Two companies are betting that the secret to more capable robots lies in studying how humans actually grip things. ABB Robotics and PSYONIC have announced a collaboration aimed at advancing robotic dexterity using human-generated data, according to Business Wire.
At the center of the partnership is PSYONIC's Ability Hand, a prosthetic-inspired device now being tested in a robotics context. ABB's GoFa collaborative robot arm is being used as the testing platform, combining the mechanical reach of an industrial arm with the hand's fine motor capabilities.
The companies describe grasping and dexterity as "a core capability for Autonomous Versatile Robotics," a phrase ABB uses to frame its broader vision for adaptable machines. The implication is that robots capable of reliably picking up, manipulating, and releasing objects of varying shapes and sizes remain a persistent engineering challenge — one this partnership is trying to address by drawing on real human movement data rather than purely synthetic inputs.

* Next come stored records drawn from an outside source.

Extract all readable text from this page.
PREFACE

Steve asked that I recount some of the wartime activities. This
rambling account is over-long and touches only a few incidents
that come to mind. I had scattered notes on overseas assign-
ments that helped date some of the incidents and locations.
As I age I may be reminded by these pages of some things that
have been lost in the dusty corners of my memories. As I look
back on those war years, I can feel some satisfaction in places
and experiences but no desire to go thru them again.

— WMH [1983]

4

PSYONIC's background in prosthetics puts it in an unusual position: its technology was originally designed to replicate human hand function for amputees, which means it was built from the ground up around human biomechanics. Applying that foundation to industrial robotics represents a crossover between the medical device world and the automation industry.
If the approach works, it could help close one of the most stubborn gaps in robotics — the ability to handle unpredictable objects in unstructured environments, which is exactly what separates today's factory robots from the flexible, general-purpose machines the industry has long promised.